For God’s sake!
When Sajid Hameed, Resident Director of Etilize Pakistan, invtied me to join him and his team and their families at the Cineplex yesterday evening for a showing of Khuda kay Liye, I must admit I was initially not too keen to do so. I am not really a Pakistani or Indian film fan although I used to watch some of the Indian Art flims and classics with my mother. I rather liked those.
So why did I accept Sajid’s invitation? For a couple of reasons. First of all Sajid is a nice guy and I considered it an honour and a privilege to be included in this Etilize outing. Secondly, I had heard a lot about this film and I was a little curious about all the hype.

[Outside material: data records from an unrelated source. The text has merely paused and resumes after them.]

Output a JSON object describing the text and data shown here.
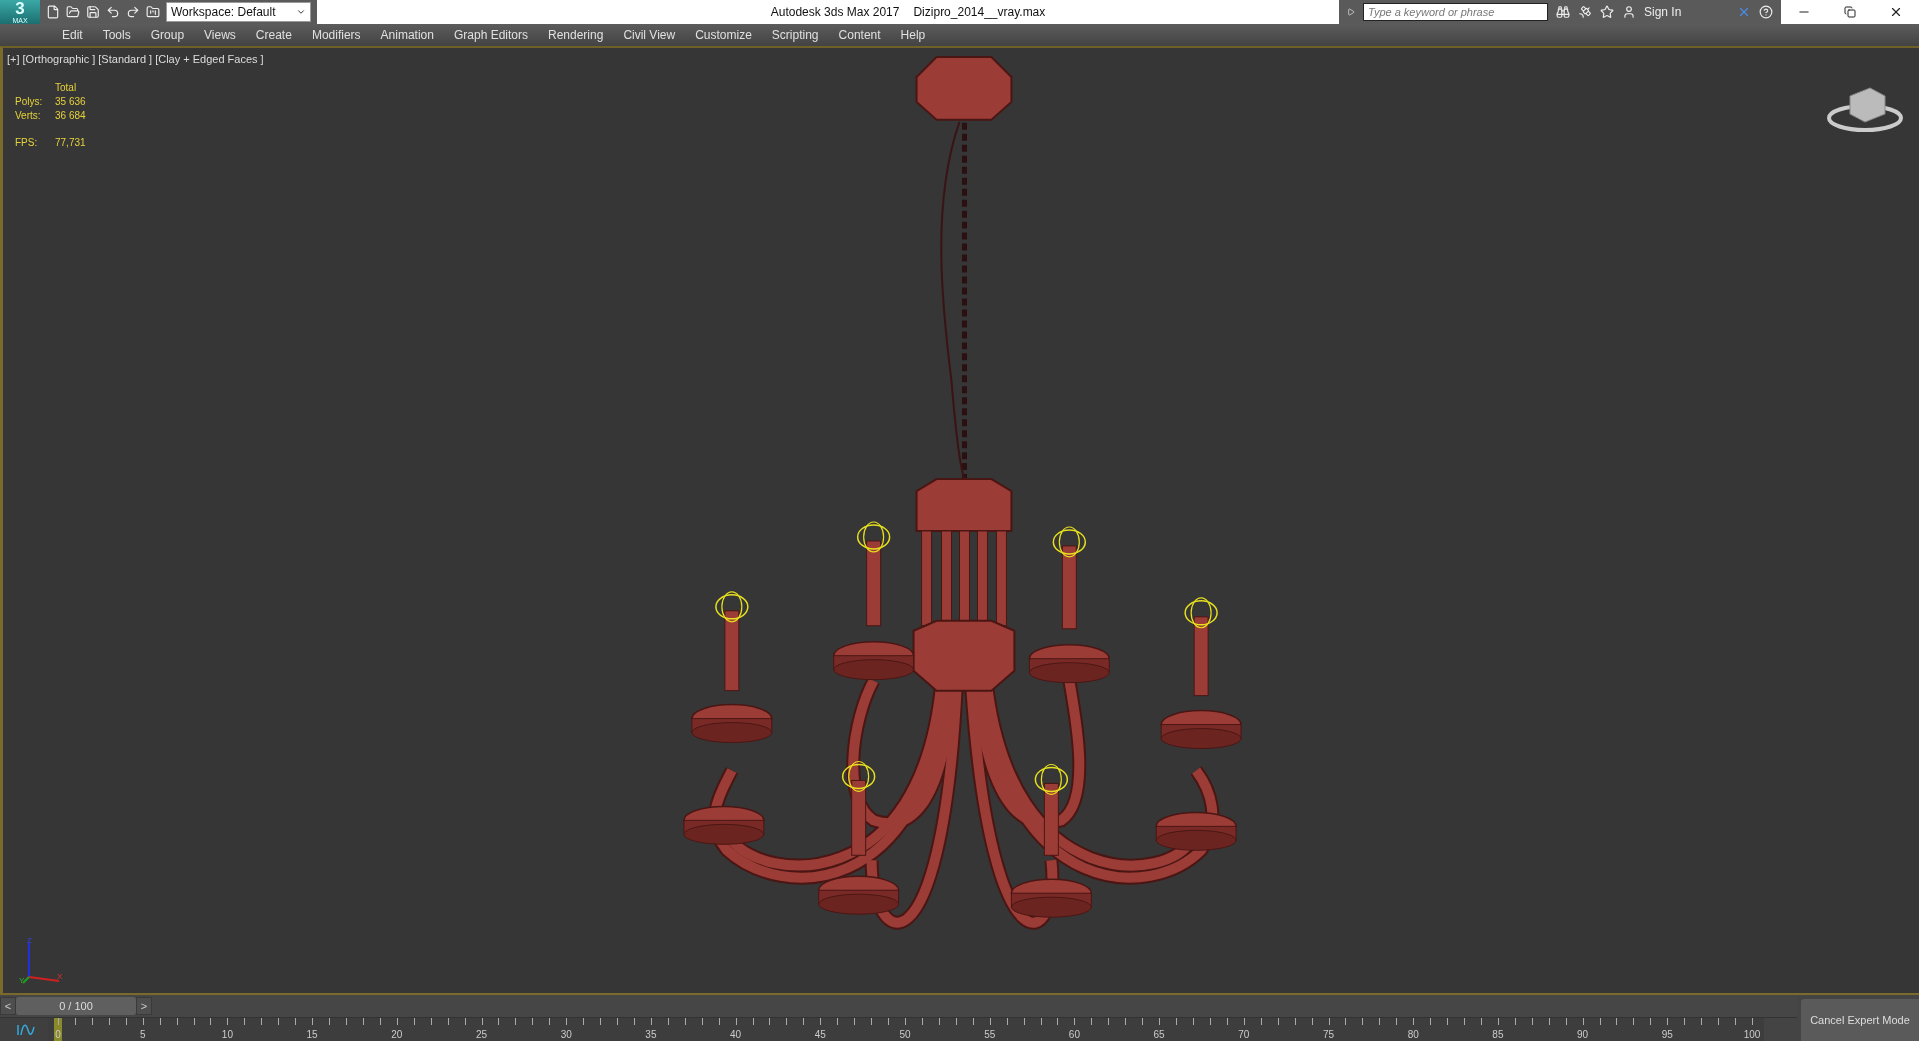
{
  "logo": {
    "mark": "3",
    "sub": "MAX"
  },
  "workspace": {
    "label": "Workspace: Default"
  },
  "title": {
    "app": "Autodesk 3ds Max 2017",
    "file": "Dizipro_2014__vray.max"
  },
  "search": {
    "placeholder": "Type a keyword or phrase"
  },
  "sign_in": "Sign In",
  "menu": [
    "Edit",
    "Tools",
    "Group",
    "Views",
    "Create",
    "Modifiers",
    "Animation",
    "Graph Editors",
    "Rendering",
    "Civil View",
    "Customize",
    "Scripting",
    "Content",
    "Help"
  ],
  "viewport": {
    "labels": [
      "[+]",
      "[Orthographic ]",
      "[Standard ]",
      "[Clay + Edged Faces ]"
    ],
    "stats": {
      "header": "Total",
      "rows": [
        {
          "label": "Polys:",
          "value": "35 636"
        },
        {
          "label": "Verts:",
          "value": "36 684"
        }
      ],
      "fps_label": "FPS:",
      "fps": "77,731"
    },
    "axes": [
      "Z",
      "Y",
      "X"
    ]
  },
  "time_slider": {
    "prev": "<",
    "frame": "0 / 100",
    "next": ">"
  },
  "track": {
    "ticks": [
      "0",
      "5",
      "10",
      "15",
      "20",
      "25",
      "30",
      "35",
      "40",
      "45",
      "50",
      "55",
      "60",
      "65",
      "70",
      "75",
      "80",
      "85",
      "90",
      "95",
      "100"
    ]
  },
  "expert_button": "Cancel Expert Mode"
}
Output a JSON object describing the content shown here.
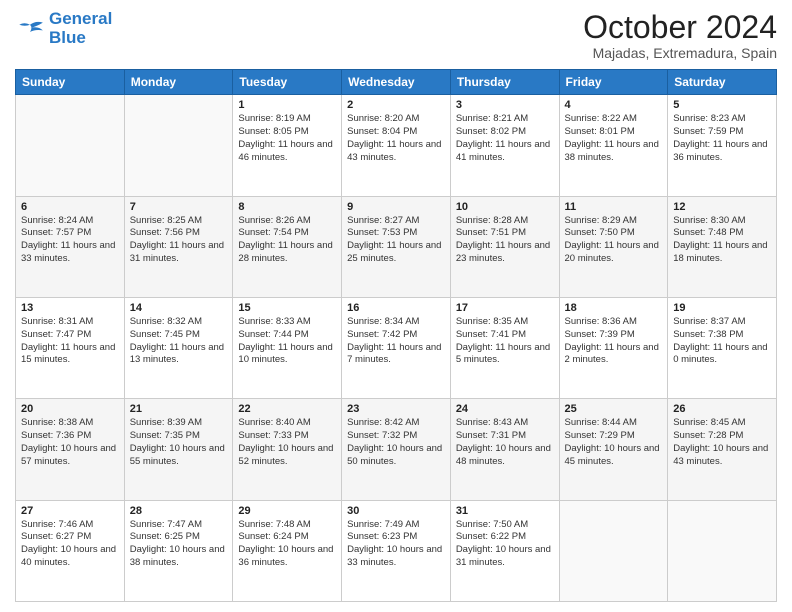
{
  "logo": {
    "text1": "General",
    "text2": "Blue"
  },
  "title": "October 2024",
  "subtitle": "Majadas, Extremadura, Spain",
  "days_of_week": [
    "Sunday",
    "Monday",
    "Tuesday",
    "Wednesday",
    "Thursday",
    "Friday",
    "Saturday"
  ],
  "weeks": [
    [
      {
        "day": "",
        "sunrise": "",
        "sunset": "",
        "daylight": ""
      },
      {
        "day": "",
        "sunrise": "",
        "sunset": "",
        "daylight": ""
      },
      {
        "day": "1",
        "sunrise": "Sunrise: 8:19 AM",
        "sunset": "Sunset: 8:05 PM",
        "daylight": "Daylight: 11 hours and 46 minutes."
      },
      {
        "day": "2",
        "sunrise": "Sunrise: 8:20 AM",
        "sunset": "Sunset: 8:04 PM",
        "daylight": "Daylight: 11 hours and 43 minutes."
      },
      {
        "day": "3",
        "sunrise": "Sunrise: 8:21 AM",
        "sunset": "Sunset: 8:02 PM",
        "daylight": "Daylight: 11 hours and 41 minutes."
      },
      {
        "day": "4",
        "sunrise": "Sunrise: 8:22 AM",
        "sunset": "Sunset: 8:01 PM",
        "daylight": "Daylight: 11 hours and 38 minutes."
      },
      {
        "day": "5",
        "sunrise": "Sunrise: 8:23 AM",
        "sunset": "Sunset: 7:59 PM",
        "daylight": "Daylight: 11 hours and 36 minutes."
      }
    ],
    [
      {
        "day": "6",
        "sunrise": "Sunrise: 8:24 AM",
        "sunset": "Sunset: 7:57 PM",
        "daylight": "Daylight: 11 hours and 33 minutes."
      },
      {
        "day": "7",
        "sunrise": "Sunrise: 8:25 AM",
        "sunset": "Sunset: 7:56 PM",
        "daylight": "Daylight: 11 hours and 31 minutes."
      },
      {
        "day": "8",
        "sunrise": "Sunrise: 8:26 AM",
        "sunset": "Sunset: 7:54 PM",
        "daylight": "Daylight: 11 hours and 28 minutes."
      },
      {
        "day": "9",
        "sunrise": "Sunrise: 8:27 AM",
        "sunset": "Sunset: 7:53 PM",
        "daylight": "Daylight: 11 hours and 25 minutes."
      },
      {
        "day": "10",
        "sunrise": "Sunrise: 8:28 AM",
        "sunset": "Sunset: 7:51 PM",
        "daylight": "Daylight: 11 hours and 23 minutes."
      },
      {
        "day": "11",
        "sunrise": "Sunrise: 8:29 AM",
        "sunset": "Sunset: 7:50 PM",
        "daylight": "Daylight: 11 hours and 20 minutes."
      },
      {
        "day": "12",
        "sunrise": "Sunrise: 8:30 AM",
        "sunset": "Sunset: 7:48 PM",
        "daylight": "Daylight: 11 hours and 18 minutes."
      }
    ],
    [
      {
        "day": "13",
        "sunrise": "Sunrise: 8:31 AM",
        "sunset": "Sunset: 7:47 PM",
        "daylight": "Daylight: 11 hours and 15 minutes."
      },
      {
        "day": "14",
        "sunrise": "Sunrise: 8:32 AM",
        "sunset": "Sunset: 7:45 PM",
        "daylight": "Daylight: 11 hours and 13 minutes."
      },
      {
        "day": "15",
        "sunrise": "Sunrise: 8:33 AM",
        "sunset": "Sunset: 7:44 PM",
        "daylight": "Daylight: 11 hours and 10 minutes."
      },
      {
        "day": "16",
        "sunrise": "Sunrise: 8:34 AM",
        "sunset": "Sunset: 7:42 PM",
        "daylight": "Daylight: 11 hours and 7 minutes."
      },
      {
        "day": "17",
        "sunrise": "Sunrise: 8:35 AM",
        "sunset": "Sunset: 7:41 PM",
        "daylight": "Daylight: 11 hours and 5 minutes."
      },
      {
        "day": "18",
        "sunrise": "Sunrise: 8:36 AM",
        "sunset": "Sunset: 7:39 PM",
        "daylight": "Daylight: 11 hours and 2 minutes."
      },
      {
        "day": "19",
        "sunrise": "Sunrise: 8:37 AM",
        "sunset": "Sunset: 7:38 PM",
        "daylight": "Daylight: 11 hours and 0 minutes."
      }
    ],
    [
      {
        "day": "20",
        "sunrise": "Sunrise: 8:38 AM",
        "sunset": "Sunset: 7:36 PM",
        "daylight": "Daylight: 10 hours and 57 minutes."
      },
      {
        "day": "21",
        "sunrise": "Sunrise: 8:39 AM",
        "sunset": "Sunset: 7:35 PM",
        "daylight": "Daylight: 10 hours and 55 minutes."
      },
      {
        "day": "22",
        "sunrise": "Sunrise: 8:40 AM",
        "sunset": "Sunset: 7:33 PM",
        "daylight": "Daylight: 10 hours and 52 minutes."
      },
      {
        "day": "23",
        "sunrise": "Sunrise: 8:42 AM",
        "sunset": "Sunset: 7:32 PM",
        "daylight": "Daylight: 10 hours and 50 minutes."
      },
      {
        "day": "24",
        "sunrise": "Sunrise: 8:43 AM",
        "sunset": "Sunset: 7:31 PM",
        "daylight": "Daylight: 10 hours and 48 minutes."
      },
      {
        "day": "25",
        "sunrise": "Sunrise: 8:44 AM",
        "sunset": "Sunset: 7:29 PM",
        "daylight": "Daylight: 10 hours and 45 minutes."
      },
      {
        "day": "26",
        "sunrise": "Sunrise: 8:45 AM",
        "sunset": "Sunset: 7:28 PM",
        "daylight": "Daylight: 10 hours and 43 minutes."
      }
    ],
    [
      {
        "day": "27",
        "sunrise": "Sunrise: 7:46 AM",
        "sunset": "Sunset: 6:27 PM",
        "daylight": "Daylight: 10 hours and 40 minutes."
      },
      {
        "day": "28",
        "sunrise": "Sunrise: 7:47 AM",
        "sunset": "Sunset: 6:25 PM",
        "daylight": "Daylight: 10 hours and 38 minutes."
      },
      {
        "day": "29",
        "sunrise": "Sunrise: 7:48 AM",
        "sunset": "Sunset: 6:24 PM",
        "daylight": "Daylight: 10 hours and 36 minutes."
      },
      {
        "day": "30",
        "sunrise": "Sunrise: 7:49 AM",
        "sunset": "Sunset: 6:23 PM",
        "daylight": "Daylight: 10 hours and 33 minutes."
      },
      {
        "day": "31",
        "sunrise": "Sunrise: 7:50 AM",
        "sunset": "Sunset: 6:22 PM",
        "daylight": "Daylight: 10 hours and 31 minutes."
      },
      {
        "day": "",
        "sunrise": "",
        "sunset": "",
        "daylight": ""
      },
      {
        "day": "",
        "sunrise": "",
        "sunset": "",
        "daylight": ""
      }
    ]
  ]
}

When I got to the Cineplex at Seaview I met up with a lot of the young people who work at Etilize. Sajid had booked the entire cinema hall – the group included mostly Etilize staff, their families and some guests. It was nice to see the head of one of our major IT companies making an effort to bring the staff together in a non-work environment. Having fun outside of work helps bring teams closer together.
Anyway, let us get to the film. I must admit it was different from what I had imagined a Pakistani film to be. So much for preconceived notions! The movie has been well produced, the cinematography, the music and the acting is good too and some parts of the script are absolutely brilliant.
I didn’t like the storyline too much, but then that’s me. I always want a happy ending so the male lead star ending up maimed and the female lead star opting to live on her own on the borders of Afghanistan and run a girls’ school rather than go back to London and restart her life, is not my idea of an acceptable ending.
The movie addresses the misconception propagated by some leading Maulvis that beards, form of dress, hatred of anything that is ‘different’ and so-called jihad are what Islam is all about. The misleading of the youth of this country in the name of religion and the status of women in Islam, are also addressed. Khuda kay liye is a film that is very different from the ‘normal’ popular form of Pakistani or Indian film. It addresses real issues; it doesn’t have dance sequences; the music is not the main event – the script is; Clothes, jewellery and glamour are not the focus.
There are parts of the movie that don’t appeal to me but overall I think Shoaib Mansoor has done a wonderful job. He has changed my perception of Pakistani cinema. I think that this is a good start to the revival of cinema in Pakistan.